Inkasso - Eine Einführung

Wie funktioniert Inkasso. Wie läuft die Zusammenarbeit mit einem Inkassounternehmen ab. Hier erhalten Sie einen kurzen Überblick über diese Themen und lernen zudem die Vorteile des Inkassos kennen.

Inkasso Einführung

Einführung

Unter Inkasso wird grundsätzlich die gewerbliche Einziehung fremder oder zu Einziehungszwecken abgetretender Forderungen verstanden. 

 

Verschiedene Arten des Inkassos

 

Übliche Form ist dabei, dass der Gläubiger das Inkassounternehmen damit beauftragen, die Forderung im Namen des Gläubigers einzutreiben. Dabei beginnt das Inkassounternehmen mit dem außergerichtlichen Inkassomahnverfahren. 

 

Beim außergerichtlichen Inkassomahnverfahren erhält der Schuldner zunächst ein Inkassoanschreiben.

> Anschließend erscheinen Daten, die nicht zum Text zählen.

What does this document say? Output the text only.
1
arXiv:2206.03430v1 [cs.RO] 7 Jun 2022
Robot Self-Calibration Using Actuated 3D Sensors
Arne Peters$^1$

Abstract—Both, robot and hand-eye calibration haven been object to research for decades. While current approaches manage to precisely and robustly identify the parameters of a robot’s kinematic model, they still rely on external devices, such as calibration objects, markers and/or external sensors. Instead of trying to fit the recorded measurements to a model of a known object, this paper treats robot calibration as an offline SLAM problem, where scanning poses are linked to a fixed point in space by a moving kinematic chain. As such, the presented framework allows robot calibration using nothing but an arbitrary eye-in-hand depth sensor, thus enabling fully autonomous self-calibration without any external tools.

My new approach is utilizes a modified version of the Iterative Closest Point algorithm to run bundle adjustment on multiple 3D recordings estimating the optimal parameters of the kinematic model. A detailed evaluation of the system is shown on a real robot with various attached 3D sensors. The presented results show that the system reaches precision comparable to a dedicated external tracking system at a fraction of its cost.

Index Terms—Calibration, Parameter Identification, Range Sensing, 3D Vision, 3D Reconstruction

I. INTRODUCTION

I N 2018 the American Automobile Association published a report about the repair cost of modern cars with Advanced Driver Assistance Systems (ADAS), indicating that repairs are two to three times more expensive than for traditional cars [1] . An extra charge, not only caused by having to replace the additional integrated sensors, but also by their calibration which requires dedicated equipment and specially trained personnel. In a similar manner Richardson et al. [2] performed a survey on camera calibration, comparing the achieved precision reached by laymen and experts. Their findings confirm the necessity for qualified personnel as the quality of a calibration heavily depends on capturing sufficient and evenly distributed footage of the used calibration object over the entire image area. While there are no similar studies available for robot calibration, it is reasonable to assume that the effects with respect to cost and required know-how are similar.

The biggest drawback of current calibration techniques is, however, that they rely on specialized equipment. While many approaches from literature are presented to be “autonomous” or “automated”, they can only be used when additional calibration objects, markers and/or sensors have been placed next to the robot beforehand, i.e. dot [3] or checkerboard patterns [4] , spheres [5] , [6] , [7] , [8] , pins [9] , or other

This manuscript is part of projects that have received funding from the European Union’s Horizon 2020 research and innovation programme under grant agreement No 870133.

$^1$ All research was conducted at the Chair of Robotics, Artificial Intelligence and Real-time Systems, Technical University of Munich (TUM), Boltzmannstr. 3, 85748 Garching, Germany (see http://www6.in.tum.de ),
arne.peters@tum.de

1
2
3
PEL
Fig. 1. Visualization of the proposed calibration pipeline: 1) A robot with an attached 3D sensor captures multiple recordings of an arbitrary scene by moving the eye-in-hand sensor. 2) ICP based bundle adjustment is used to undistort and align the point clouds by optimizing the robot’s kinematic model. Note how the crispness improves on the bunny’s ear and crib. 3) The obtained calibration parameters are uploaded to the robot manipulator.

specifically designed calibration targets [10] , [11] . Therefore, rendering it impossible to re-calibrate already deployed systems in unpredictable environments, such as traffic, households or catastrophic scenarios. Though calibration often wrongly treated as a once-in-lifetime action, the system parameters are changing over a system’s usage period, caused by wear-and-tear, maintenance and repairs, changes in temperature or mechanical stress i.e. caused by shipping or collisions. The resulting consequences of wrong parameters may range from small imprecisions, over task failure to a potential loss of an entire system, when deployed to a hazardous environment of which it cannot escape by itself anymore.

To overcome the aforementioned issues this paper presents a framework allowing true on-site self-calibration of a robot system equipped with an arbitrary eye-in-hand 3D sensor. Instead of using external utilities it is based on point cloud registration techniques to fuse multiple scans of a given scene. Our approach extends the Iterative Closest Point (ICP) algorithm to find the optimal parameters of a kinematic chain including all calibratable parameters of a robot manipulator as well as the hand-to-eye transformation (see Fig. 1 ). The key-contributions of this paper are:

Unterbleibt eine Zahlung wird je nach Inkassounternehmen versucht, den Schuldner durch ein weiteres Schreiben oder direkten Telefonkontakt oder eine Zahlungsvereinbarung zur Begleichung der Forderung zu bewegen. 

 

In einem weiteren Schritt kann das gerichtliche Mahnverfahren eingeleitet werden. Bei dieser Form des Inkassos muss ein Anwalt hinzugezogen werden, da es sich beim gerichtlichen Mahnverfahren um eine Leistung nach dem Rechtsdienstleistungsgesetz (RDG) handelt. Der Anwalt beantragt hierbei zunächst einen Mahnbescheid gegen den Schuldner, der zu einem Erlass eines Vollstreckungsbescheids führen kann. Mit diesem wiederum kann die noch offene Forderungen gegen den Schuldner vollstreckt werden.

 

Vorteile des Inkassos

 

 

  • Die Kosten, die durch das Inkasso und damit durch die Beitreibung der Forderung entstehen, muss der Schuldner tragen. Zudem müssen beim zunächst außergerichtlichen Inkasso keine hohen Gerichts-, Rechtsanwalts- oder Gerichtsvollzieherkosten gezahlt werden.
  • Die Erfolgsquote liegt laut Angabe des Verbandes Deutscher Inkasso-Unternehmen bei über 50 %.
  • Aufwände der Forderungsbeitreibung beim Gläubiger werden durch die Einschaltung eines Inkassounternehmens minimiert. 

 

Inkassounternehmen

 

Nicht jeder darf Inkassodienstleistungen anbieten. Inkassounternehmen stehen unter der Aufsicht des jeweiligen Präsidenten des regional zuständigen Landgerichts und müssen vor Tätigkeit bei diesem eine Erlaubnis beantragen, Inkasso betreiben zu dürfen.

 

Zudem dürfen Inkassounternehmen nur außergerichtlich tätig werden, da die gerichtliche Durchführung und Beratung allein Rechtsanwälten obliegt. Zu den außergerichtlichen Tätigkeiten gehören u.a. außergerichtliche Anschreiben, telefonische Forderungsbeitreibung, Einholung von Auskünften über den Schuldner.